At first, security for Erie Lakeview Tower denied Jonah access to the express elevator that’d take him to the publisher’s office on the penultimate business floor, but after some convincing and a call to the office’s secretary, he was allowed access and angrily strut past with this strange gait he never normally did where it kind of looked as though he were like walking through viscid mud at high speed or something. When Jonah entered the express elevator the only other person present was this younger woman with what looked like a tennis bag—although Jonah couldn’t be sure this was what it was. She smiled faintly at the writer then went back to staring at the elevator buttons. Before Jonah could even think about what was about to come out of his mouth, it hit him that he hadn’t showered or put on deodorant. He said, ‘So you come here often?’ the very moment his own stench hit his nostrils. The woman ignored him—and probably for the best—; the rest of the ride was awkward and seemed to last forever.

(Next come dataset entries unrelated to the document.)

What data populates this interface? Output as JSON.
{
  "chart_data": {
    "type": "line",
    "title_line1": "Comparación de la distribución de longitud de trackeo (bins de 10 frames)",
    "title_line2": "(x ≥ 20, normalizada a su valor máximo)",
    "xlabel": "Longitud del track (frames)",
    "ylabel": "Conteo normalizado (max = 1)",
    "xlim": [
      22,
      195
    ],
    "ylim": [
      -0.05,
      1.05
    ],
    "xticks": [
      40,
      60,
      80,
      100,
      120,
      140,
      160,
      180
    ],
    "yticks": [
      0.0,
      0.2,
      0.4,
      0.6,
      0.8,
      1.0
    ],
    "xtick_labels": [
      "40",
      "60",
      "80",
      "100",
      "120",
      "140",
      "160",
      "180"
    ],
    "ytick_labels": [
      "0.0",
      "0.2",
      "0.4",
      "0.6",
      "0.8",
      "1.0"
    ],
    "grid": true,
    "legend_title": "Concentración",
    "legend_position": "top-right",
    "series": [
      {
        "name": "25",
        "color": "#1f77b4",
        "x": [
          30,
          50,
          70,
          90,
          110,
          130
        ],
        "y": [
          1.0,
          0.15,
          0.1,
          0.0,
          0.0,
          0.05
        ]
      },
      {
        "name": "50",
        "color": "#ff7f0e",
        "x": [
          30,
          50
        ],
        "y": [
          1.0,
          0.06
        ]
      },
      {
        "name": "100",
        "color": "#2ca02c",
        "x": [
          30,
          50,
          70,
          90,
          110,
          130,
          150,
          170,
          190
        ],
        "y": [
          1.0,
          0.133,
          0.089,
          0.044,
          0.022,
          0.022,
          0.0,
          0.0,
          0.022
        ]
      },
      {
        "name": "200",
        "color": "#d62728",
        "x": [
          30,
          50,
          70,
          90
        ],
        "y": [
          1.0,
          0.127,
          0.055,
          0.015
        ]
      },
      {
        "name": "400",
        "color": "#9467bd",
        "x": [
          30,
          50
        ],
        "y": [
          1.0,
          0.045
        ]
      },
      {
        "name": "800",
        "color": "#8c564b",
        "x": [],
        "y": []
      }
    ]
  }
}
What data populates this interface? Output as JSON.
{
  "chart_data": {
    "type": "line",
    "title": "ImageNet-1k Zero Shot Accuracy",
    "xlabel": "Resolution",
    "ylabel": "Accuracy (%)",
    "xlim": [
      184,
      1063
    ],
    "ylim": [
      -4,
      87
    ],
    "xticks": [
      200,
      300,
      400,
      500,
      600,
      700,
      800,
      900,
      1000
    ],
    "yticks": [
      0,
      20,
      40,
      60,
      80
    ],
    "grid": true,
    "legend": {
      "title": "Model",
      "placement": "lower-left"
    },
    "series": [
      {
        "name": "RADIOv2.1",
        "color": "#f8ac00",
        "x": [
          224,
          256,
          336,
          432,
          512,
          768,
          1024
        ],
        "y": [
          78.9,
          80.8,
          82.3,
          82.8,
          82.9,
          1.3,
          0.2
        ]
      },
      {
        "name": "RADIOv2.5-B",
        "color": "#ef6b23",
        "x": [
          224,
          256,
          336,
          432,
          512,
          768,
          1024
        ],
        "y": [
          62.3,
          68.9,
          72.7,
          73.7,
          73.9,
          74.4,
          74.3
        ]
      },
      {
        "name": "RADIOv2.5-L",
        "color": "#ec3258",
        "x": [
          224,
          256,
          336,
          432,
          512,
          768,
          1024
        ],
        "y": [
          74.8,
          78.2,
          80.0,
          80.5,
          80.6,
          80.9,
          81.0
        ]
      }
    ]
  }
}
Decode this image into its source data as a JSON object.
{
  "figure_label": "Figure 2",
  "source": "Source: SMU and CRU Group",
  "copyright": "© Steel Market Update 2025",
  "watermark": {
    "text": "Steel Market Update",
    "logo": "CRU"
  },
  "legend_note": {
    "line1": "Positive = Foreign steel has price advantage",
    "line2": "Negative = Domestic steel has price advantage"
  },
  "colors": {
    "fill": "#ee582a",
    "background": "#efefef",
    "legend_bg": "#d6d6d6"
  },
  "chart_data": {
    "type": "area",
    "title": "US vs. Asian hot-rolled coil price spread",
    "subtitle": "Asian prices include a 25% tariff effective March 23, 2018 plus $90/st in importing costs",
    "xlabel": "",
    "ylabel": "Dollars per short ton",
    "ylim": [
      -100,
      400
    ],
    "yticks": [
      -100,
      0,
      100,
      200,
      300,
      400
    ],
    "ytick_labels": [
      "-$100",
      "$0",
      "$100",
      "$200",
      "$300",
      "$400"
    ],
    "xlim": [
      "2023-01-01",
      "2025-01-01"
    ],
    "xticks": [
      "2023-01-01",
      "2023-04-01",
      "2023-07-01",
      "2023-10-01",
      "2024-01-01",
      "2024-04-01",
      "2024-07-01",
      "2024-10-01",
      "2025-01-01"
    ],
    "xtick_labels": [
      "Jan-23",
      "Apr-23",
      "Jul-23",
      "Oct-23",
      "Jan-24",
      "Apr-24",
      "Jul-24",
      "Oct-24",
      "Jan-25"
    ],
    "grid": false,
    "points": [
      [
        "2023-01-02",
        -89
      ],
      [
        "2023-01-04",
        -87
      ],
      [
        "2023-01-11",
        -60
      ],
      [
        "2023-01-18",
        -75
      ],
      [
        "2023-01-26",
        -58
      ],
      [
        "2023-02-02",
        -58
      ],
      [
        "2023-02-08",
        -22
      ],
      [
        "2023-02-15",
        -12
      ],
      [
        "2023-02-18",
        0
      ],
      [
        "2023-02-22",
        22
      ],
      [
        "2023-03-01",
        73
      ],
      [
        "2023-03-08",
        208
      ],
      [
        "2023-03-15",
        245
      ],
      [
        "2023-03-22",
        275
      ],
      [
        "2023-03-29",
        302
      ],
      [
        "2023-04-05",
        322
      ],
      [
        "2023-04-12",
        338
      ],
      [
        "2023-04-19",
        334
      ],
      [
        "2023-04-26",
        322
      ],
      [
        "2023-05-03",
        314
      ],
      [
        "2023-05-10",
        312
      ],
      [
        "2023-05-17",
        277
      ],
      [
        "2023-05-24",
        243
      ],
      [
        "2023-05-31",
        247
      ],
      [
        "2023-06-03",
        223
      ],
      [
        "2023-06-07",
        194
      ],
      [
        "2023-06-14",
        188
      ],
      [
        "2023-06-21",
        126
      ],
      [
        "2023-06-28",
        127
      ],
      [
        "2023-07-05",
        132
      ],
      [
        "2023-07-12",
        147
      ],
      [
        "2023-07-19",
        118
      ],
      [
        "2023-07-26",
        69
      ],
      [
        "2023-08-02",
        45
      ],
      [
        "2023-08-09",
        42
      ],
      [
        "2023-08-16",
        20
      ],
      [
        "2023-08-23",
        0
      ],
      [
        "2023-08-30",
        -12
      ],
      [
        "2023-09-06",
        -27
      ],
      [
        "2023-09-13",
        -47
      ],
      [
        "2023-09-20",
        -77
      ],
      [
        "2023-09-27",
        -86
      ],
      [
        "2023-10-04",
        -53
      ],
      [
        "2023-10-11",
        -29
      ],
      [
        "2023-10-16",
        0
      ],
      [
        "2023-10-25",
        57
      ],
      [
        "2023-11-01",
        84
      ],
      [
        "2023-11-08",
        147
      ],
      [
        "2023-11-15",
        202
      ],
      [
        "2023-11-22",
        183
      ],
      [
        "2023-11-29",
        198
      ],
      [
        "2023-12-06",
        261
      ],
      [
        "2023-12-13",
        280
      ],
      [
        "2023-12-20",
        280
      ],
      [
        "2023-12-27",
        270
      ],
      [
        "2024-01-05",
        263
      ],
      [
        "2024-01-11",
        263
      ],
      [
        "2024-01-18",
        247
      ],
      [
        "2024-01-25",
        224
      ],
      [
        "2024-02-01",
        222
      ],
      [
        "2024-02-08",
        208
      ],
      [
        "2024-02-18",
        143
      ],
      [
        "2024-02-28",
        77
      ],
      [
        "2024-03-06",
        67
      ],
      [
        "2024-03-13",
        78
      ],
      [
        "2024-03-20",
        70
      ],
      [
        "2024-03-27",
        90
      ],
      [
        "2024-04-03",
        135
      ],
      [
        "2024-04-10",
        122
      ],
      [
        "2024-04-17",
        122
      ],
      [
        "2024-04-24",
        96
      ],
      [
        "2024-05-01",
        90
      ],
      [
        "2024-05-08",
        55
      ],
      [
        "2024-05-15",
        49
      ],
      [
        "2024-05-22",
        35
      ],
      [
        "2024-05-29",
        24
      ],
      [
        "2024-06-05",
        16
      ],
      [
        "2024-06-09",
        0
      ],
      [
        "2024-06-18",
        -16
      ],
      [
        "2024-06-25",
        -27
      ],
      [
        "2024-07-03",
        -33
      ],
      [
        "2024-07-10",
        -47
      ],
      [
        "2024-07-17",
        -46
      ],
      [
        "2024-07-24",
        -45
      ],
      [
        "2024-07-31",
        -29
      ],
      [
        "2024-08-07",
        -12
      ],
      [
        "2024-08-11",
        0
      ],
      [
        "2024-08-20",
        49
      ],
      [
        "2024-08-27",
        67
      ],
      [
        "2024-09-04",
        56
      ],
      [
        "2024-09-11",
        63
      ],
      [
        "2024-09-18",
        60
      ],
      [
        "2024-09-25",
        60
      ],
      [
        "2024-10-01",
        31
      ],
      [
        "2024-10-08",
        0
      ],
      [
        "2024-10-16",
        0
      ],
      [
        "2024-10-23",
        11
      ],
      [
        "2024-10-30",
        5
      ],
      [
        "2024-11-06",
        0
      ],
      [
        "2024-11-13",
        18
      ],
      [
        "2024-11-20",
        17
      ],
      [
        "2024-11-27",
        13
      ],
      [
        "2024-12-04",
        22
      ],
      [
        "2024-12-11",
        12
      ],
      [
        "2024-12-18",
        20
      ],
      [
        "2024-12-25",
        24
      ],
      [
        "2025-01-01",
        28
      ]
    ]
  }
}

When Jonah Rooney finally reached the penultimate business floor where the publishing office was located, of course he neither bid the woman farewell nor waved goodbye, instead he darted straight towards the glass doors that designated the publisher’s office. The writer checked in with the office’s secretary who pointed him towards the back office where Mr. Myers Brian and Maya were expecting him. His arrival felt almost in slow motion—beads of sweat dripped ploddingly down his forehead—; and there was no graceful alacrity to how presented himself once he finally met his expectants. The scene embodied this comicality in lieu of the meeting’s gravitas. The instant the publisher and his daughter saw the writer Rooney, they couldn’t help one bit but guffaw into haughty laughter. Though this wasn’t just any laughter—this laughter was major-league, boisterous, over the top; the kind of laughter you remember long down the line when recalling the funniest moments you’d ever been part of. Jonah froze and quivered. Could it be his striped short-sleeve collared shirt with the lemon tree pattern all across it? He wondered. Echoes of the howling hysterics careened off the publisher’s office’s windows and walls. For the writer, this all felt extremely twisted. Time began to take the shape of a really cold needle slowly sticking into Jonah… he tried to scream, but when he opened his mouth no noise came out. Laughter like nails on a chalkboard—this excruciatingly icy sensation creeping upward from his toes. Jonah’s legs started to go numb. He gazed down and saw his naked feet—his heart sank to the bottom of some vast ocean in his chest. The writer stood in his underwear, then struck the godly pose of someone reaching for a falling star.